5) Dirty Pretty Things - Bang Bang You're Dead
Des Libertines, il ne reste plus rien. A la place ont jailli les Babyshambles, de l’instable Pete Doherty, icône rock au talent négligeable, mais à la valeur mercantile qui l’intronise en tant que nouveau Sid Vicious et les Dirty Pretty Things du méconnu Carl Barat. Tandis que le premier cité s’enfonce dans une mélancolie mélodieuse très folk, le second a insufflé le côté punk des Libertines, avec un rock brut, guitares cinglantes, rythme syncopé, voix braillé, qui fait sauter dans tous les coins, comme un fou. Alors, faut-il choisir entre les Babyshambles et les Dirty Pretty Things ? Mouais, si on restait sur les Libertines.
6) Grandaddy - Elevate myself
Généralement considéré comme l’équivalent US de Radiohead (à tord à mon avis), les Barbus de Sacramento (CA), bucherons sympathiques, skateboarders émérites, sont de très bons muiscos, alliant finesse mélodique touchante. Sur Elevate Myself, la basse simplifie le rythme et soutient une voix douce avec charme sur des aigues pianotés ou guitarés torturés et tortueux. S’il est possible de ne pas aimer, il faut au moins écouter.

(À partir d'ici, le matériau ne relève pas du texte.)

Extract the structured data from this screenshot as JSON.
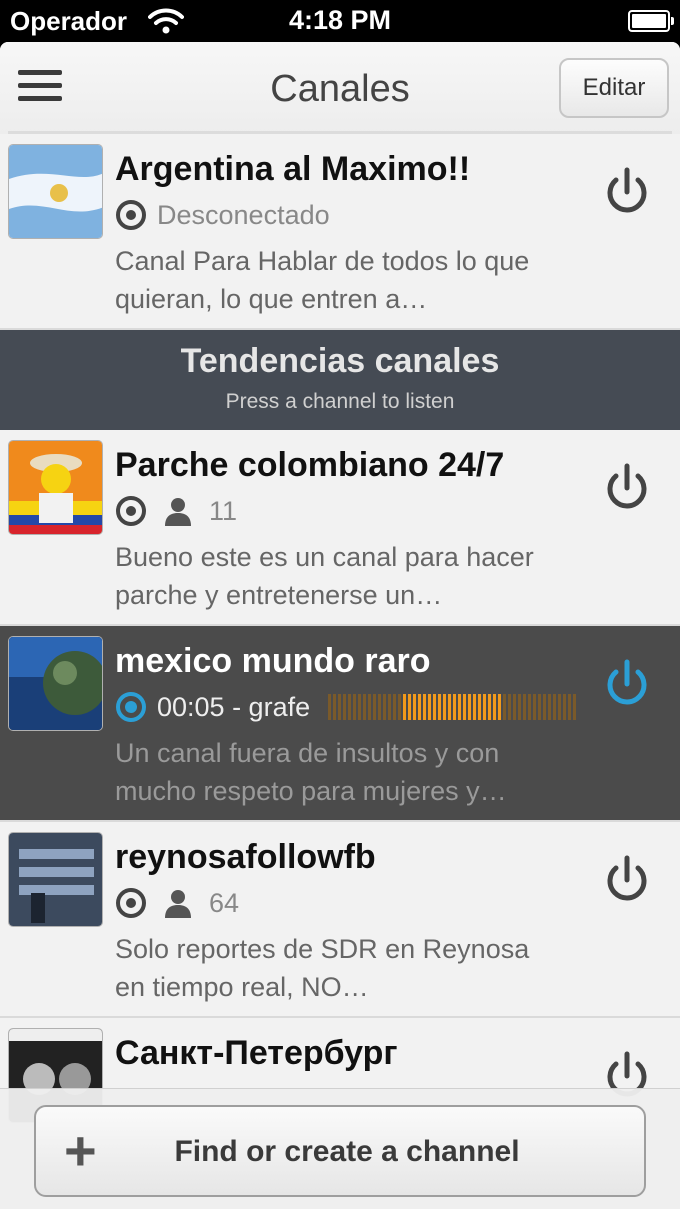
{
  "status_bar": {
    "carrier": "Operador",
    "time": "4:18 PM"
  },
  "navbar": {
    "title": "Canales",
    "edit_label": "Editar"
  },
  "section": {
    "title": "Tendencias canales",
    "subtitle": "Press a channel to listen"
  },
  "channels": [
    {
      "title": "Argentina al Maximo!!",
      "status": "Desconectado",
      "description": "Canal Para Hablar de todos lo que quieran, lo que entren a…"
    },
    {
      "title": "Parche colombiano 24/7",
      "listeners": "11",
      "description": "Bueno este es un canal para hacer parche y entretenerse un…"
    },
    {
      "title": "mexico mundo raro",
      "playback": "00:05 - grafe",
      "description": "Un canal fuera de insultos y con mucho respeto para mujeres y…",
      "audio_level": 0.4
    },
    {
      "title": "reynosafollowfb",
      "listeners": "64",
      "description": "Solo reportes de SDR en Reynosa en tiempo real, NO…"
    },
    {
      "title": "Санкт-Петербург"
    }
  ],
  "bottom": {
    "find_label": "Find or create a channel"
  },
  "colors": {
    "active_accent": "#2b9fd6",
    "equalizer": "#f29a1b",
    "section_bg": "#454b54"
  }
}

7) Grizzly Bears - La Duchess Anne
Double album dont un cd de remix (non écouté pour l’instant) par des artistes qui me sont inconnus. Que dire ? Cette musique est dangereuse, dans la mesure où elle est très lente, très lymphatique, voire démoralisante. A la première écoute, guilleret que j’étais, je me suis finalement trouvé anéanti, miné, et au bout de deux chansons, j’ai tout arrêté. Cependant, au cours d’une soirée, d’un dîner aux chandelles, champagne, fraise, alors les tonalités deviennent dangereusement érotiques.
8) Curtis Mayfield
Je découvre des monstres toujours après tout le monde. Mais là ça jaillit dans tous les sens, funk, soul et RnB. C’est merveilleux, glisse dans le sang, remue les globules et fait taper les pieds dans tous les sens. Un talent immense pour les oreilles.
9) Ayo - Down on my knees
Petite perle venant du village natale de l'écervelé Michael Schumacher, véritable métissage musicale, la très jolie Ayo, jeune chanteuse mi-allemande (héroinomane selon le JDD), mi-nigérianne (du côté du père, musicien DJ, selon le JDD),à la voix soul mêle tout le long d’un formidable album soft et admirable de mignonnes mélodies. Ce n’est sans doute pas un grand album, mais cela reste très délicieux, cru également. Un petit vin en somme.
10) Calexico - Letter to Bowie Knife
Etat perdu des Etats-Unis, totalement méconnu, coincé entre l’Arizona et le Texas, le Nouveau-Mexique possède en Calexico un groupe superbe au rock poussiéreux, aux senteurs de cactus, de tequila et mezcal, d’une richesse sonore châleureuse, avec des accents hispaniques, français et country. Si certains morceaux sont très mélancoliques, Letter donner envie pendant 3 minutes de sauter dans tous les sens.